Ari: "So how does this affect your opinion on premarital sex?"

That's a really good question.

One of my answers is that I think making public declaration of your commitment to another person(s), making that relationship publicly accountable, changes the subjective lived reality of that relationship.

But really I think it remains true that I strongly absorbed (from where I'm not sure, since it wasn't from my parents) the conservative idea that sex is ideally supposed to happen within a committed-forever relationship -- not that I think other people are Wrong for having sex in other contexts than that, but that I feel like _I_ couldn't do it.

I talked at great length to Ari about this last night, and in thinking back on that conversation, I think that part of my problem with developing a coherent sexual ethic is that the Scriptures are basically silent on this.  Yes there's a big chunk of Leviticus, but as Christians we reject plenty of those laws (sexual and otherwise) as applying to us (and plenty of Jews don't seem them as applicable to them either) -- and they're not all that useful for developing a nuanced contemporary sexual ethics even if you do accept all of them as being still applicable.

Slacktivist has been talking recently ["Sex & Money, part 1: Or, How I Learned to Stop Worrying and Love the South Shore Bank" & "Sex & Money, part 2"] about major vs. minor themes in the Bible, and sexual ethics just isn't a major theme.  Purity laws come up a lot (and get rejected by the dominant voices of the early Christian church), but sexual ethics in the way that we would think of them (mutually consent between equal partners) are a largely anachronistic concern for the writers of the Scriptures in a world where marriage/children were so intertwined with property/inheritance.
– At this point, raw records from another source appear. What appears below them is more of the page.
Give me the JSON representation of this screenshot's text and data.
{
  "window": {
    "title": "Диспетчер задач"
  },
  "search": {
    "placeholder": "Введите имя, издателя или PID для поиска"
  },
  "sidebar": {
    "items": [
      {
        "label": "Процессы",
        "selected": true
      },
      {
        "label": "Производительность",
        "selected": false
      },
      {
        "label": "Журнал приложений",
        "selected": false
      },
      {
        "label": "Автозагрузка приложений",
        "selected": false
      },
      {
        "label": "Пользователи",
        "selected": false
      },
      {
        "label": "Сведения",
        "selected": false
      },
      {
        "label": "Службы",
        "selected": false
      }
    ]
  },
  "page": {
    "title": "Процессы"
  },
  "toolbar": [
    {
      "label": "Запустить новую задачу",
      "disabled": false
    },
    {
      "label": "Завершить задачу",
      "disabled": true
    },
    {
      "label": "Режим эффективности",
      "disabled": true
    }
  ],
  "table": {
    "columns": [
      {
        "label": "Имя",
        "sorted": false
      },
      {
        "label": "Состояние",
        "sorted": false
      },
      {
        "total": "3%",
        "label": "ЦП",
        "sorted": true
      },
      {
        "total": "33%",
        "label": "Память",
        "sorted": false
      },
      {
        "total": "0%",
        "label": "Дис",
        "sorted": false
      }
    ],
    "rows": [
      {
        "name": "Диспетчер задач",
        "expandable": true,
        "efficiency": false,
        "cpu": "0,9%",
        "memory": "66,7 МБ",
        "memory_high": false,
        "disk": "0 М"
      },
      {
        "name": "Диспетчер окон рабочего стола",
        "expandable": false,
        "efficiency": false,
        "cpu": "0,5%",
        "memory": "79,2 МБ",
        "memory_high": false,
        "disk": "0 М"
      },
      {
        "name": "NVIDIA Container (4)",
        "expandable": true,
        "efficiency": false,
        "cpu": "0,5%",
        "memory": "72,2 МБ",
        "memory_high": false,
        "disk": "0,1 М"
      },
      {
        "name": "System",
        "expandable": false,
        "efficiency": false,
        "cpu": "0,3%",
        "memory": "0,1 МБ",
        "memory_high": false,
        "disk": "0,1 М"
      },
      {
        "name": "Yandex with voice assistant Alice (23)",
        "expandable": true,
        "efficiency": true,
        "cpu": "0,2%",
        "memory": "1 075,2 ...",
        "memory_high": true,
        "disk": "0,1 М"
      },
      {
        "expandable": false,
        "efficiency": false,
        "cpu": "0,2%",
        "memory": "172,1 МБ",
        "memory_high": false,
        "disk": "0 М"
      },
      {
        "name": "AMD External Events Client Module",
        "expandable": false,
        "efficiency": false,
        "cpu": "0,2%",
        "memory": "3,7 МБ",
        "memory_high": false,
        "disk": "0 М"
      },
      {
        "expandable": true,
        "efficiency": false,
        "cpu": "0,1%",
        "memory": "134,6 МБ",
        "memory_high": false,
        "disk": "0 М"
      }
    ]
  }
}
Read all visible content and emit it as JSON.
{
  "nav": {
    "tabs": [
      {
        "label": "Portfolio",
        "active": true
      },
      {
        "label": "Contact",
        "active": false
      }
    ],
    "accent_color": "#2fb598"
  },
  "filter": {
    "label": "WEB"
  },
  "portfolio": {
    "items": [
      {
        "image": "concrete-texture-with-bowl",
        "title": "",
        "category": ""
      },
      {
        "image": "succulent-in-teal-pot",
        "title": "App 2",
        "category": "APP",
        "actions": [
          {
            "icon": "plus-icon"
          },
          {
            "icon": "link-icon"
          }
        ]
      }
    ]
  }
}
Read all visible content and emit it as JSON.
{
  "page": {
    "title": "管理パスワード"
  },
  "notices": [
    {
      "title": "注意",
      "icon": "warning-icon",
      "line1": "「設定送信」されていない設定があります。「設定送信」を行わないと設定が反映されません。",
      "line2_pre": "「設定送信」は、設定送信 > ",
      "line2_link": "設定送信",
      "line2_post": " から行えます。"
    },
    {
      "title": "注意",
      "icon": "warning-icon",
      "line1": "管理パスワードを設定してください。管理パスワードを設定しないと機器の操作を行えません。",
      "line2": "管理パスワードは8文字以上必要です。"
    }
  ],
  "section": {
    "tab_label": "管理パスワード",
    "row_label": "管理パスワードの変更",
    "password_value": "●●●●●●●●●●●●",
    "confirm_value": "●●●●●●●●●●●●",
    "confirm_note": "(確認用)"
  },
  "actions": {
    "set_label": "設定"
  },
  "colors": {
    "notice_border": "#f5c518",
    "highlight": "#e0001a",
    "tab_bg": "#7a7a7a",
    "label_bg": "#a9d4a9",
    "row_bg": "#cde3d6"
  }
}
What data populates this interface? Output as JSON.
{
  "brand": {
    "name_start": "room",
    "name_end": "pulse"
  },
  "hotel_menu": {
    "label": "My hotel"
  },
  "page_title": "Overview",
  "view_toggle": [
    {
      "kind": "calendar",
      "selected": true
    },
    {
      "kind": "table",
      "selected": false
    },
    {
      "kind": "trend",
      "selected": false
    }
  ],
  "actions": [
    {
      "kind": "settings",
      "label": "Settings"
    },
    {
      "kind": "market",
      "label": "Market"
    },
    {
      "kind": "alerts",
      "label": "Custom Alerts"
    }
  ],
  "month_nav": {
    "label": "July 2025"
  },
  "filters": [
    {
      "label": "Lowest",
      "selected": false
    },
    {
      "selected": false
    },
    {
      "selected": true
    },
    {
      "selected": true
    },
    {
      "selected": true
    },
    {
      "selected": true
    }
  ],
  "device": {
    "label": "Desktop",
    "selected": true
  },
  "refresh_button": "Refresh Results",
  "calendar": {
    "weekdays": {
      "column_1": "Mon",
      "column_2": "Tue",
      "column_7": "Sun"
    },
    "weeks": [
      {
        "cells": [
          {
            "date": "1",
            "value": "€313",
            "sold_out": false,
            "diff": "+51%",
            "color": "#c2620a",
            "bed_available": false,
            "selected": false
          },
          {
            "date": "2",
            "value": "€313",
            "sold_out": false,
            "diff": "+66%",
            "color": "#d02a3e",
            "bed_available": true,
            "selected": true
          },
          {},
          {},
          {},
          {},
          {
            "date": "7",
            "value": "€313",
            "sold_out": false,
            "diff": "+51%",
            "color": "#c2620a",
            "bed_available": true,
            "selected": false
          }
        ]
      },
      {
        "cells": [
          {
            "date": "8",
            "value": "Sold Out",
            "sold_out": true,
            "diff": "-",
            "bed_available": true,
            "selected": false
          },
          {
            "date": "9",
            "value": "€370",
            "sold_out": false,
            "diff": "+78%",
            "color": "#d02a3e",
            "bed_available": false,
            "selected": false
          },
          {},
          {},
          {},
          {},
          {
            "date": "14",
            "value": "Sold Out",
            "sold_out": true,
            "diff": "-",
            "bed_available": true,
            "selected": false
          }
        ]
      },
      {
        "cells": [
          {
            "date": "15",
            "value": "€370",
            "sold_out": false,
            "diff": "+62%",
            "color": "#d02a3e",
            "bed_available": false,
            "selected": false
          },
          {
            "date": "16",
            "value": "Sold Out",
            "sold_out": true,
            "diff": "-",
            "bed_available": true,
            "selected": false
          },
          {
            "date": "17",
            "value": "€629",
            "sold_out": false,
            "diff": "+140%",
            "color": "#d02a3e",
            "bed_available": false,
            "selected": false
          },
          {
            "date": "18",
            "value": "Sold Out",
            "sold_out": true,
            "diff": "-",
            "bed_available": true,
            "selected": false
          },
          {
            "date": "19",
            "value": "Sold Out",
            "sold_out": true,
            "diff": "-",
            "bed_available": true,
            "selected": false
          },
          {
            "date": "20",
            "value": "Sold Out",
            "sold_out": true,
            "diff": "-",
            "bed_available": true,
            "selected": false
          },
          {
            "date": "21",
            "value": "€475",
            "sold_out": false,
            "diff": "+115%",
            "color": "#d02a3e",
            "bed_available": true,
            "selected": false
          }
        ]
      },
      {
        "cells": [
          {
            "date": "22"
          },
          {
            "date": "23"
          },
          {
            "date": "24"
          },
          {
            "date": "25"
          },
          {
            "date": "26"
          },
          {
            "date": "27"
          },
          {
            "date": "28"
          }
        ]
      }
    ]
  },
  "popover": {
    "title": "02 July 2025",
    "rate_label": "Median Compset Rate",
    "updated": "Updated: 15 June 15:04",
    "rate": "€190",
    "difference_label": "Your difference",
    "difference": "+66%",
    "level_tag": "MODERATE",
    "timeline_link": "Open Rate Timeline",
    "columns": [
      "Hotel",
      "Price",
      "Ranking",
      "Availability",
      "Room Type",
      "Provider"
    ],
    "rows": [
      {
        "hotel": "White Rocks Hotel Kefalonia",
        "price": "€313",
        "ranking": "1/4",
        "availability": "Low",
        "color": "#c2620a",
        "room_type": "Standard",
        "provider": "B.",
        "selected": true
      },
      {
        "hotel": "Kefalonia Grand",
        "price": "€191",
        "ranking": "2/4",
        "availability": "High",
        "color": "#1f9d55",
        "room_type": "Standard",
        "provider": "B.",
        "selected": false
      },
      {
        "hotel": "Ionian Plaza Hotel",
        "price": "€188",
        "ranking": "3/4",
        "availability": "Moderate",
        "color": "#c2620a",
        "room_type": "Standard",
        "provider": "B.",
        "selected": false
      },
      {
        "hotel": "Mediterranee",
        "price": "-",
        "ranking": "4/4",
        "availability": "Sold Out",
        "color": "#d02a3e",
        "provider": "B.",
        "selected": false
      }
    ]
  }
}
I guess the question of what a sexual ethics should look like requires an answer to the question of what sex is "for."  I believe that sexuality is a good gift from God and it's definitely not (just) "for" procreation.

And yeah, I have no conclusion and I think I am tiring of this topic for the time being.

***

Speaking of having absorbed cultural norms...

In discussion on Lorraine's journal about when/where wearing shorts is appropriate, I articulated that I have internalized the societal norm of body hair being unattractive, but I have failed to internalize the part about how that applies only to women (and of course I don't think actual systems should be based on those aesthetic norms).